The horse is to God like that family treasure is to you. Horses are important to God, so He put within each of us the knowledge of what is right and wrong to do with them, so that we could care for them well. We may not instinctively know how much to feed them or how often they need shoes; we have to learn the specifics. But we do know, for instance, when a trainer tells us he wants to tie the horse's head around to the stirrup for 10 hours, that isn't right. Or when someone wants to hit a horse with a 2 x 4 to "teach" him a lesson, something in your gut says that isn't acceptable. We have to learn to trust our instincts when it comes to how to treat our horses right.
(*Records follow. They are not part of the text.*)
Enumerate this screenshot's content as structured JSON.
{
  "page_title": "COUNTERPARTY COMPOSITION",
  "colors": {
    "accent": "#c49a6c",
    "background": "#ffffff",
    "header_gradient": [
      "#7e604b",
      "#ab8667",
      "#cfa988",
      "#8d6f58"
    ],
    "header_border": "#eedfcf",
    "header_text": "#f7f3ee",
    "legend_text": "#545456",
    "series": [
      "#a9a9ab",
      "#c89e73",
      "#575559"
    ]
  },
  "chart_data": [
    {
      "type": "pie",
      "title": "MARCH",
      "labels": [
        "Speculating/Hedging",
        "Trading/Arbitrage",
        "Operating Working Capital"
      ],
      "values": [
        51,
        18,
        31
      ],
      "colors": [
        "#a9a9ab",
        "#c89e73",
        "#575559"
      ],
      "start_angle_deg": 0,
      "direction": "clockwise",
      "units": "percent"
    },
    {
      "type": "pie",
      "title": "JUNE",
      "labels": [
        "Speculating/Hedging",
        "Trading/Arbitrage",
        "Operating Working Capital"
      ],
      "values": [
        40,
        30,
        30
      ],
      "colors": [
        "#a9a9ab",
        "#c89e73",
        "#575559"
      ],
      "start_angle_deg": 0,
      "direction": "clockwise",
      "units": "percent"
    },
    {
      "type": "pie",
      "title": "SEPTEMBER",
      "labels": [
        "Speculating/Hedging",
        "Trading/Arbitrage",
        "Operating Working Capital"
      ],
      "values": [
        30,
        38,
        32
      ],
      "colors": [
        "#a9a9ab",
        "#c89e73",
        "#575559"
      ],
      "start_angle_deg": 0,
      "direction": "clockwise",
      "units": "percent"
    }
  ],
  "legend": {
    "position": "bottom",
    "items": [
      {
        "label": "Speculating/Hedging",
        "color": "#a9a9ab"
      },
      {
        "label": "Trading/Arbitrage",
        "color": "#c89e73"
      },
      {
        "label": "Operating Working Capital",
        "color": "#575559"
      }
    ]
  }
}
But does that mean we'll never make mistakes? No. God knew that, too. When he made the horse, He not only included traits like beauty and courage; He also included adaptability and forgiveness. As much as God cares for His horses, He cares even more for us. So much, that he gave His Son's life so that we may live.

Back to the family heirloom, if you just wanted it to be safe, you'd put it in a vault. But because you wanted to share something of yourself, you gave it to your child. That's some of why God gave us horses. He wanted us to see how their beauty, courage and, especially forgiveness is a reflection of Himself. So, next time you have a decision to make regarding your horse, remember that God loved you enough to give you the horse, and He loves the horse enough to give you insight into how to treat him. God planned that we fully enjoy our relationship with our horses.

God Bless,

John Lyons

source: http://www.johnlyonssymposiuminc.com/index.php?option=com_content&view=article&id=46&Itemid=113

-Thank you for all you have taught me, Mr. Lyons.